Artist Bio  

Emily Mullet is a mixed media artist based in Phoenixville, PA. She received a Bachelor of Arts in Studio Art with an emphasis in Painting and Graphic Design from College of the Ozarks in 2012. Growing up in the Philadelphia area, graffiti and street art have been consistent visual influences for Emily’s entire life. In her work today, she uses the contrast of industrial materials, such as aerosol paints and cement, to create feminine portraits filled with flowers. Emily’s work has been shown in galleries throughout southeastern PA and is featured in multiple print publications. She is also the founder of the PXV Art Mag, a magazine highlighting artists in her local community.

Original Art by Emily Mullet

Artist Statement  

The flowery portraits on concrete are my fourth iteration of the Mind Blooms portraits. This collection was made by pouring cement on wood panels. From there, different papers and paints were continually layered onto the surface and then sanded back down. The figures and flowers from the original Mind Blooms were translated into simplified stencils to create the new portraits.  

For as long as I can remember, I have been fascinated by old abandoned buildings. From the graffiti scrawled across their surfaces to the vines and moss steadily reclaiming them. Spying these structures from the passenger seat was my favorite part of long family car rides. The early influence of these visuals has served a large role in making this collection.

Through creating a body of work that resembles abandoned structures, I am exploring the theme of returning to a version of one’s past self. There is a sense of history with the layers of chipping paint and torn papers. What is left behind is as valuable as what has been torn away. My goal was to visually integrate the opposing themes of endurance and evolution.  

Original Art by Emily Mullet

When did you realize you wanted to pursue art professionally?

I resisted pursuing art professionally for a long time. When I was high school age, I didn’t have any role models of working artists. It felt frivolous and unrealistic to pursue a career in art. I remember wishing I was talented in “normal things” like math and science so I could get a “real job” with benefits. It wasn’t until college that I realized fighting against my strengths took far more energy than leaning into my natural talent. I changed my major to studio art and studied graphic design, painting, and ceramics. Amusingly enough, after college, I ended up with a job designing hand-painted ceramics with benefits and all. High school Emily would have been shocked.  

Whether fellow artist or friend, who has continued to inspire your work?

Although I was utilizing my artistic skillset at my day job, I wasn’t tapping into it for personal artwork. A turning point for that was connecting to my local art community where I met my friend and fellow artist Sarah Detweiler. She became my first real-life artist role model. Sarah exemplified what it looked like to take your own art seriously, submit to shows, and mentor others. When I knew I couldn’t ignore my inner artist anymore, I reached out to Sarah for support and feedback on my art. Over the years, Sarah has consistently inspired my art practice on many levels.  
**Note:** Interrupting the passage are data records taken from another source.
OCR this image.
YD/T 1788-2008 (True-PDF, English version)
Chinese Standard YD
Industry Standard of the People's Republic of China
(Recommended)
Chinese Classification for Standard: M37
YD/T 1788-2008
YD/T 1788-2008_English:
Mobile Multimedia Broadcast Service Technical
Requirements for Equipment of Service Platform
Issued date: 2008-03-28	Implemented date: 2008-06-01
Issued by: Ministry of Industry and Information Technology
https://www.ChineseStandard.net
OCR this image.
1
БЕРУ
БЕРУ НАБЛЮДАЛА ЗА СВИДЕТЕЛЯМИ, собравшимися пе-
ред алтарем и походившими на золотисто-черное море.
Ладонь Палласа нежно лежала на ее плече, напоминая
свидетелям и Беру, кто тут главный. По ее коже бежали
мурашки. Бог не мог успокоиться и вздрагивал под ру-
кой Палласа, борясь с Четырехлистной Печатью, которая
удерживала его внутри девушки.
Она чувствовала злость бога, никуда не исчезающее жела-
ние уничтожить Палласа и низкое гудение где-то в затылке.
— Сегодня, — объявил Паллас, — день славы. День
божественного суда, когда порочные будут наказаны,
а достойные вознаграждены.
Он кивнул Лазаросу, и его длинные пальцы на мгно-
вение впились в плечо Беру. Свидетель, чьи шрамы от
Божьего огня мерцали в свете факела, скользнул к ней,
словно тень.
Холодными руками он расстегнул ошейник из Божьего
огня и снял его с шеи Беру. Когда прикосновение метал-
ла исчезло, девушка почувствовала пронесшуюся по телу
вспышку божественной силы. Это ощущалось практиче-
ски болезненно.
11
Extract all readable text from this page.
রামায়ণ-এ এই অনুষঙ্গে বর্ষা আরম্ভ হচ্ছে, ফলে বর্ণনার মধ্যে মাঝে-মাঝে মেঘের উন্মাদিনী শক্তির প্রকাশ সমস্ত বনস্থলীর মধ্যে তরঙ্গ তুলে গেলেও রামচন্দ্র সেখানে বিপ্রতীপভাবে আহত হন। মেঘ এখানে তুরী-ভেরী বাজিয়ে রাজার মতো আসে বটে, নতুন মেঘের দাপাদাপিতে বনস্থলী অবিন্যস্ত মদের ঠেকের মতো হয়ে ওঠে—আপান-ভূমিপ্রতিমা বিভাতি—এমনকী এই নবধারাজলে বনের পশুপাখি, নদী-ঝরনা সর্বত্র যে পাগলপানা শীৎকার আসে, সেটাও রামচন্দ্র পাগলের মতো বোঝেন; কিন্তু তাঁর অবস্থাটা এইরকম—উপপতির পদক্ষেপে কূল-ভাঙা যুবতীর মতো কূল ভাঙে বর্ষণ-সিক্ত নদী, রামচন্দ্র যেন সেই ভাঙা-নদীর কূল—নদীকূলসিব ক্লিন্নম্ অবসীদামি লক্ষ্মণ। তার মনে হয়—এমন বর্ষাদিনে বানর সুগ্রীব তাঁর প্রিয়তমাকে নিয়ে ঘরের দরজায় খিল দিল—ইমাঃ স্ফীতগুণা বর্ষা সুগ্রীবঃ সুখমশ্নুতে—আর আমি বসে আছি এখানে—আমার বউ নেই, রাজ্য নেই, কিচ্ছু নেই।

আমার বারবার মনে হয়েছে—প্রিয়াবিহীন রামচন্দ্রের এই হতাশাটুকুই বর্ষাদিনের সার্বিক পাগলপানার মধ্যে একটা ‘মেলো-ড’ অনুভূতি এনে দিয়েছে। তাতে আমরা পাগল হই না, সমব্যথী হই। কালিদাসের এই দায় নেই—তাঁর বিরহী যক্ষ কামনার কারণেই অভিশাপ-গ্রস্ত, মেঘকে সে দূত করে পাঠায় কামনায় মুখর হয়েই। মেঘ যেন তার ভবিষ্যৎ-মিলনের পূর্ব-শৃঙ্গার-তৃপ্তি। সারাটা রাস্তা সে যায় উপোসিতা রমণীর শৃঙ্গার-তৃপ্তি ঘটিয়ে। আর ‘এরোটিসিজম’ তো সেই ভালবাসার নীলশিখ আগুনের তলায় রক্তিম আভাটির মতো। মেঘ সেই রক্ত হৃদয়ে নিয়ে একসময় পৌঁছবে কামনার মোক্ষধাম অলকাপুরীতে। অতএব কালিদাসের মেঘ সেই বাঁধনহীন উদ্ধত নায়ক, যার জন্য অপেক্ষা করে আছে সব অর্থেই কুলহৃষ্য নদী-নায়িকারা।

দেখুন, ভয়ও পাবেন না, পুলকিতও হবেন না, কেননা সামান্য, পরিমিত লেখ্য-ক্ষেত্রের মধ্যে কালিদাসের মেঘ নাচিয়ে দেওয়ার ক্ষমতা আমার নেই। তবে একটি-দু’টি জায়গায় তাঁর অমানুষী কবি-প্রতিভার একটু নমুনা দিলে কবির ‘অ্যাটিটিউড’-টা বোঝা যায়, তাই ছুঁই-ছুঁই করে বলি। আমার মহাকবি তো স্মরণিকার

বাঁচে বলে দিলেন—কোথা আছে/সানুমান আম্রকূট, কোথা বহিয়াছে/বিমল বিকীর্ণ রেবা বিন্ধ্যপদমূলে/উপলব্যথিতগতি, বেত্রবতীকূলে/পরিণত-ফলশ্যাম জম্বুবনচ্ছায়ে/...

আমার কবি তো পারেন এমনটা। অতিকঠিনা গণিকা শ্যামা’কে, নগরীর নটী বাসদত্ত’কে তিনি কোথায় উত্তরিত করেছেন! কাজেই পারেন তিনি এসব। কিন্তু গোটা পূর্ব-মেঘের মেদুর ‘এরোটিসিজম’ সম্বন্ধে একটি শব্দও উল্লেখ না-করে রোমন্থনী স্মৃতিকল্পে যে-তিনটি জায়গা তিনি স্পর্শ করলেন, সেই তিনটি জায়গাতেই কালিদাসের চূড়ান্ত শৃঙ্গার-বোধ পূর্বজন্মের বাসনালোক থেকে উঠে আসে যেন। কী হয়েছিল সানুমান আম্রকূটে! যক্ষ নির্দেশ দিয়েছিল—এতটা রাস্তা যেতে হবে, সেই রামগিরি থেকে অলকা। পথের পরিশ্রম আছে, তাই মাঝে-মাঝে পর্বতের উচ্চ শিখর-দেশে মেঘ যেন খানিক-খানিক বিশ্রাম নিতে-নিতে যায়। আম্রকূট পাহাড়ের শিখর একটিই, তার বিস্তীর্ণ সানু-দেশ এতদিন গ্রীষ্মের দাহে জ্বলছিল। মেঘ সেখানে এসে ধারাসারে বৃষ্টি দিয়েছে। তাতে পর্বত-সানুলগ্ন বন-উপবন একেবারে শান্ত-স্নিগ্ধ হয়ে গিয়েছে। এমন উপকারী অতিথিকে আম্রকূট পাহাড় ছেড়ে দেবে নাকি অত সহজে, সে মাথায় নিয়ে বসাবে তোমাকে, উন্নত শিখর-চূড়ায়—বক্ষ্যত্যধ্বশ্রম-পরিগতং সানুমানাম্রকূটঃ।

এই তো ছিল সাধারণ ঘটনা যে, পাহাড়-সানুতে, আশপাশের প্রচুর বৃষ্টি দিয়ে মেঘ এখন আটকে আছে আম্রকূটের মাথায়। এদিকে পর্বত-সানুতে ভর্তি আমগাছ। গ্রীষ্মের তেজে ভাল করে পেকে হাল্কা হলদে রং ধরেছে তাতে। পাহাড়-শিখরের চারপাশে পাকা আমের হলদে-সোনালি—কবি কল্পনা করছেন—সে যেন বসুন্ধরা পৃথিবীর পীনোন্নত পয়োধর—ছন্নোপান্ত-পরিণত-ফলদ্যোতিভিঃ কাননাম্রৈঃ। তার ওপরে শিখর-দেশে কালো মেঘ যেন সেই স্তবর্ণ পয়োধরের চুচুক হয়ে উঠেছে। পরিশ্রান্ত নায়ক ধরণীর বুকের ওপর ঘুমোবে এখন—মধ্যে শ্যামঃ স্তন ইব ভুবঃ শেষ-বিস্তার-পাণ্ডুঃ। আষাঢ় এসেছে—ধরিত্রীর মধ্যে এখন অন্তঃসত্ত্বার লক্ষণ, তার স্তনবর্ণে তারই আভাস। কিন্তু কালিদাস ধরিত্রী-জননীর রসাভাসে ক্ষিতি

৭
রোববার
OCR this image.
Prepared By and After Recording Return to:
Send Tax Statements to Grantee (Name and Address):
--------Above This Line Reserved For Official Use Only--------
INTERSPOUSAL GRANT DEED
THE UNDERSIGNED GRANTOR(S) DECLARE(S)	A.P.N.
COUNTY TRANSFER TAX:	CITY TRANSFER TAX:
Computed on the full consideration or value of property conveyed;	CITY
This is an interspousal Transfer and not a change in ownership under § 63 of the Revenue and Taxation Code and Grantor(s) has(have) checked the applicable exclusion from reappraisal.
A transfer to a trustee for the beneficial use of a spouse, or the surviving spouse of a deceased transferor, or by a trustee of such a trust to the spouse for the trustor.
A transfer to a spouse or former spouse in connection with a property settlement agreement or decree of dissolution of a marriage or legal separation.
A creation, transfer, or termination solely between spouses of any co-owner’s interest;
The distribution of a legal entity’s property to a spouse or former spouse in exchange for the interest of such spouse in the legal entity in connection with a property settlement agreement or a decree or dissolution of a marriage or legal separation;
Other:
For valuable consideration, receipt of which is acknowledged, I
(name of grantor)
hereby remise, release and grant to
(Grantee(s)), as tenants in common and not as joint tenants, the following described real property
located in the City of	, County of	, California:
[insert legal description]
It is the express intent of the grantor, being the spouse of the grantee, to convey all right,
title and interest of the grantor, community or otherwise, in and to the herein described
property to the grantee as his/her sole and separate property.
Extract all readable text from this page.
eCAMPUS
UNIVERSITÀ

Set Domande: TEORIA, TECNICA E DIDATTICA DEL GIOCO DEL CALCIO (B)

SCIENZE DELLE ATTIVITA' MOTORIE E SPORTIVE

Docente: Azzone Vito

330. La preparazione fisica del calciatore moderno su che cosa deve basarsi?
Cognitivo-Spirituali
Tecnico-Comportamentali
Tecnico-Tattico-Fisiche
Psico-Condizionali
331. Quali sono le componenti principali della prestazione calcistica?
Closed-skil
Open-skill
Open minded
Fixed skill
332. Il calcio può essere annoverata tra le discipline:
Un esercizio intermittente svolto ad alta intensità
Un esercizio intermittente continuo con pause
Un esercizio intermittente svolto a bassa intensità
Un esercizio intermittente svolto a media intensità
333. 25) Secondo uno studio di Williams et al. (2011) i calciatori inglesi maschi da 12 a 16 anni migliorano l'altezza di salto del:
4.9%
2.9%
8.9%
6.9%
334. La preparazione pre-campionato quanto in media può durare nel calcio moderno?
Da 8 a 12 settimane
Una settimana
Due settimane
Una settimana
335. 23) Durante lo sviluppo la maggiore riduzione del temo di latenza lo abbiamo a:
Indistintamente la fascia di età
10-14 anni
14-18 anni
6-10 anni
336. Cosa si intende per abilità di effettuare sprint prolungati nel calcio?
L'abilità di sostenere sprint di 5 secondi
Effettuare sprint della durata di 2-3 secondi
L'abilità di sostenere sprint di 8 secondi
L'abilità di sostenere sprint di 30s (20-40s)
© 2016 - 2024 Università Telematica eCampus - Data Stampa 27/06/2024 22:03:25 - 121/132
What do you enjoy exploring through your art?

Conceptually, I find myself continually exploring themes of identity, growth, and truth. Florals have been consistent imagery I use to communicate these ideas metaphorically. I often pull symbolism from the Victorian era language of flowers to infuse further meaning into my pieces. It brings me joy to connect my thoughts and weave meaning into my work, even if it’s only for me to know.  

When it comes to art mediums, exploring new materials is a large part of my creative process. In my latest body of work, concrete was my canvas of choice. I was completely enthralled with the challenge of transforming the rough gray surface into a piece of art. My goal was to make the work feel dirty and worn while simultaneously embodying beauty and femininity.  

Looking back, what advice do you wish you could give your younger self?

I would tell myself that nurturing your strengths is so much easier than fighting them. I would also say that when you cultivate who you truly are, your strengths will grow and expand beyond what you could plan.

What is one thing you hope your audience walks away with after experiencing/viewing your work?

When someone encounters my work, I hope they receive the same messages I keep telling myself. That the truest version of you is valuable and worth nurturing.